From The Santa Fe New Mexican:
November 21, 1912: There will be good fishing next summer on the Pecos. Deputy Game Warden Page B. Otero has seen to it. Never before in the history of the game warden’s office perhaps has so much care and solicitude been shown fish fry. Since Nov. 5, 233,000 trout were placed at the head of the Pecos. Mr. Otero took up 203,000 of these fry, placing six cans at Harrison’s, seven cans at Ponchuella, three cans at Winsor and 30 cans at Holy Ghost. They were so placed that they can be taken care of this winter and then turned out into the main stream next spring. This is considered a better way than dumping them into the main stream now, leaving them at the mercy of the larger trout, for they now are protected. He was assisted by Edward Ervien, the deputy game warden on the Pecos; John Harrison, Llewellen Lloyd and Miss Ruth Winsor.
November 21, 1962: Taos — Livestock can be moved from Taos County, which has been placed under strict quarantine, but only if they have been vaccinated against anthrax.
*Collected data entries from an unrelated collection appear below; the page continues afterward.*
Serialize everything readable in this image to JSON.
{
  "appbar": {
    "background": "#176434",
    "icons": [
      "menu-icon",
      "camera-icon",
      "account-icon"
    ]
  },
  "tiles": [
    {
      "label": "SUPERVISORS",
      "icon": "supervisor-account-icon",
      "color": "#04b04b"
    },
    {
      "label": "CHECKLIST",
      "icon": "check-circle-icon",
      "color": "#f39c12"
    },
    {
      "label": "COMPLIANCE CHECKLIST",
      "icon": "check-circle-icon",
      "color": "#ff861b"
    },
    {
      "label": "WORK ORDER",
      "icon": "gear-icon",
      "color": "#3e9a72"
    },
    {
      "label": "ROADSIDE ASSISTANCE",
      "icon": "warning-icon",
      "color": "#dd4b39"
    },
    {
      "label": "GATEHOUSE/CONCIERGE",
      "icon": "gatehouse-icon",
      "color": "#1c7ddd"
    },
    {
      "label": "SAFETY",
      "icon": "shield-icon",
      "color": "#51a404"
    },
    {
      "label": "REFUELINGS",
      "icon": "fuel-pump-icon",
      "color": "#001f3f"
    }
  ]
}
All cattle, sheep, horses, goats and swine are covered by the quarantine. Newly vaccinated animals can be removed two weeks after vaccination.
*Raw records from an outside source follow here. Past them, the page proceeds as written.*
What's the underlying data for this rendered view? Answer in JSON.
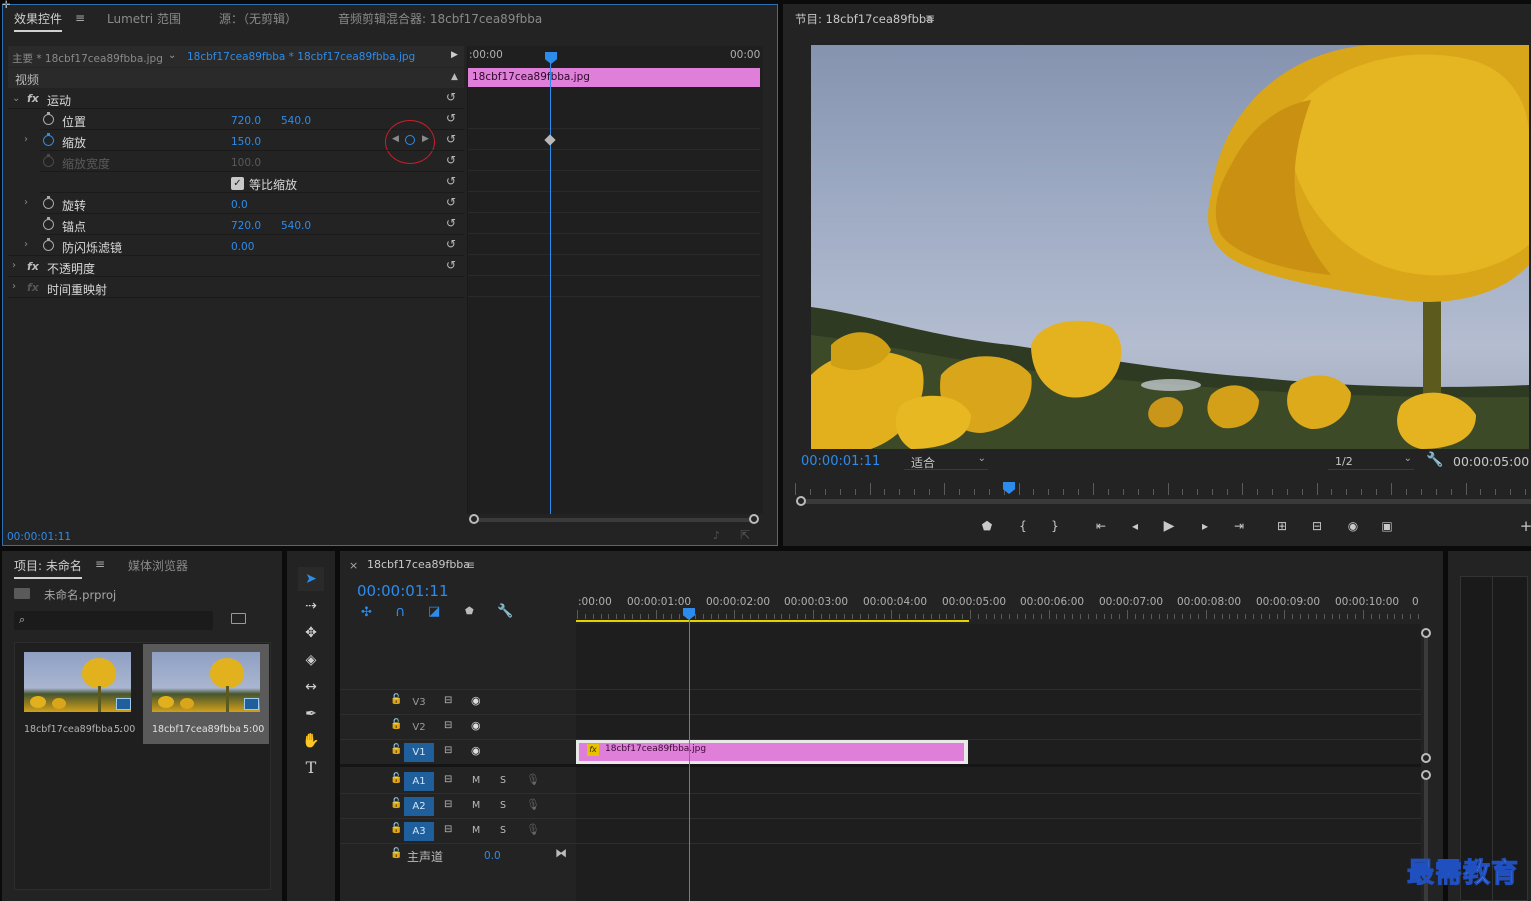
{
  "effect_controls": {
    "tabs": [
      "效果控件",
      "Lumetri 范围",
      "源：（无剪辑）",
      "音频剪辑混合器: 18cbf17cea89fbba"
    ],
    "menu_glyph": "≡",
    "master_clip": "主要 * 18cbf17cea89fbba.jpg",
    "sequence_clip": "18cbf17cea89fbba * 18cbf17cea89fbba.jpg",
    "section_video": "视频",
    "motion": "运动",
    "position_label": "位置",
    "position_x": "720.0",
    "position_y": "540.0",
    "scale_label": "缩放",
    "scale_value": "150.0",
    "scale_width_label": "缩放宽度",
    "scale_width_value": "100.0",
    "uniform_scale_label": "等比缩放",
    "rotation_label": "旋转",
    "rotation_value": "0.0",
    "anchor_label": "锚点",
    "anchor_x": "720.0",
    "anchor_y": "540.0",
    "antiflicker_label": "防闪烁滤镜",
    "antiflicker_value": "0.00",
    "opacity_label": "不透明度",
    "time_remap_label": "时间重映射",
    "fx_glyph": "fx",
    "timeline_start": ":00:00",
    "timeline_end": "00:00",
    "clip_name": "18cbf17cea89fbba.jpg",
    "current_time": "00:00:01:11"
  },
  "program_monitor": {
    "title": "节目: 18cbf17cea89fbba",
    "menu_glyph": "≡",
    "current_time": "00:00:01:11",
    "fit_label": "适合",
    "resolution": "1/2",
    "duration": "00:00:05:00"
  },
  "project": {
    "tabs": [
      "项目: 未命名",
      "媒体浏览器"
    ],
    "menu_glyph": "≡",
    "project_file": "未命名.prproj",
    "search_placeholder": "",
    "items": [
      {
        "name": "18cbf17cea89fbba...",
        "duration": "5:00"
      },
      {
        "name": "18cbf17cea89fbba",
        "duration": "5:00"
      }
    ]
  },
  "timeline": {
    "close_glyph": "×",
    "sequence_name": "18cbf17cea89fbba",
    "menu_glyph": "≡",
    "current_time": "00:00:01:11",
    "ruler": [
      ":00:00",
      "00:00:01:00",
      "00:00:02:00",
      "00:00:03:00",
      "00:00:04:00",
      "00:00:05:00",
      "00:00:06:00",
      "00:00:07:00",
      "00:00:08:00",
      "00:00:09:00",
      "00:00:10:00",
      "0"
    ],
    "video_tracks": [
      "V3",
      "V2",
      "V1"
    ],
    "audio_tracks": [
      "A1",
      "A2",
      "A3"
    ],
    "mute_label": "M",
    "solo_label": "S",
    "master_label": "主声道",
    "master_value": "0.0",
    "clip_name": "18cbf17cea89fbba.jpg",
    "clip_fx": "fx"
  },
  "watermark": "最需教育",
  "colors": {
    "accent_blue": "#2d8ceb",
    "clip_pink": "#e07fd9",
    "panel": "#232323",
    "work_area": "#e6d200"
  }
}
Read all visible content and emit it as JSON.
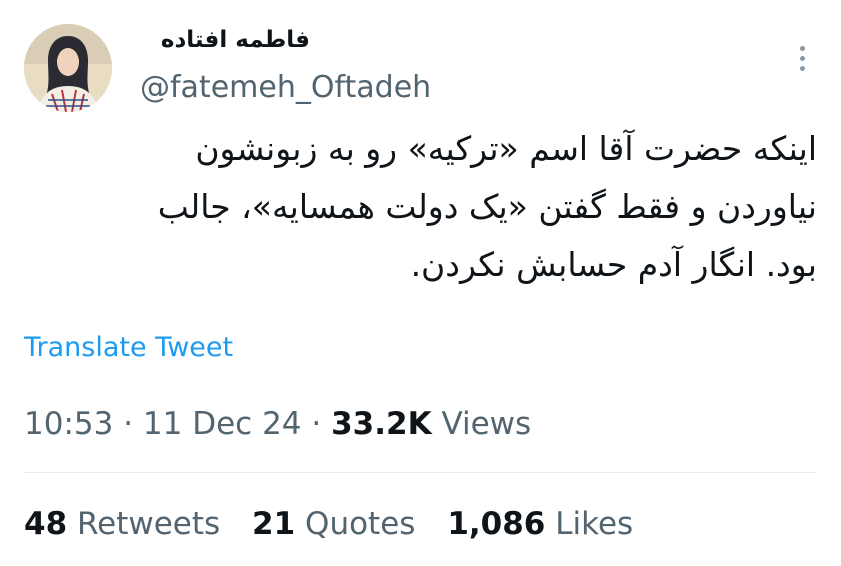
{
  "tweet": {
    "display_name": "فاطمه افتاده",
    "handle": "@fatemeh_Oftadeh",
    "text_lines": [
      "اینکه حضرت آقا اسم «ترکیه» رو به زبونشون",
      "نیاوردن و فقط گفتن «یک دولت همسایه»، جالب",
      "بود. انگار آدم حسابش نکردن."
    ],
    "translate_label": "Translate Tweet",
    "time": "10:53",
    "separator": "·",
    "date": "11 Dec 24",
    "views_count": "33.2K",
    "views_label": "Views"
  },
  "stats": {
    "retweets_count": "48",
    "retweets_label": "Retweets",
    "quotes_count": "21",
    "quotes_label": "Quotes",
    "likes_count": "1,086",
    "likes_label": "Likes"
  },
  "icons": {
    "more": "vertical-dots-icon",
    "avatar": "profile-photo"
  },
  "colors": {
    "link": "#1d9bf0",
    "secondary_text": "#536471",
    "primary_text": "#0f1419",
    "divider": "#e6ecf0"
  }
}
November 21, 1987: Attorney General Hal Stratton Friday filed a lawsuit against the state Public Employee Retirement Board over its policy of allowing unused vacation pay to be used in retirement pay calculations. He said state law specifies that only an employee’s salary can be used to calculate retirement pay.
Economically depressed Mora County could get a boost from a new $6 million to $8 million state fish hatchery, said Harold Olson, director of the state Game and Fish Department. Rep. Luciano “Lucky” Varela, D-Santa Fe, said he supported the proposed hatchery because ‘this is not a temporary fix for the economy there.’ From six to 10 permanent jobs would be needed to operate the hatchery at an annual budget of from $500,000 to $750,000.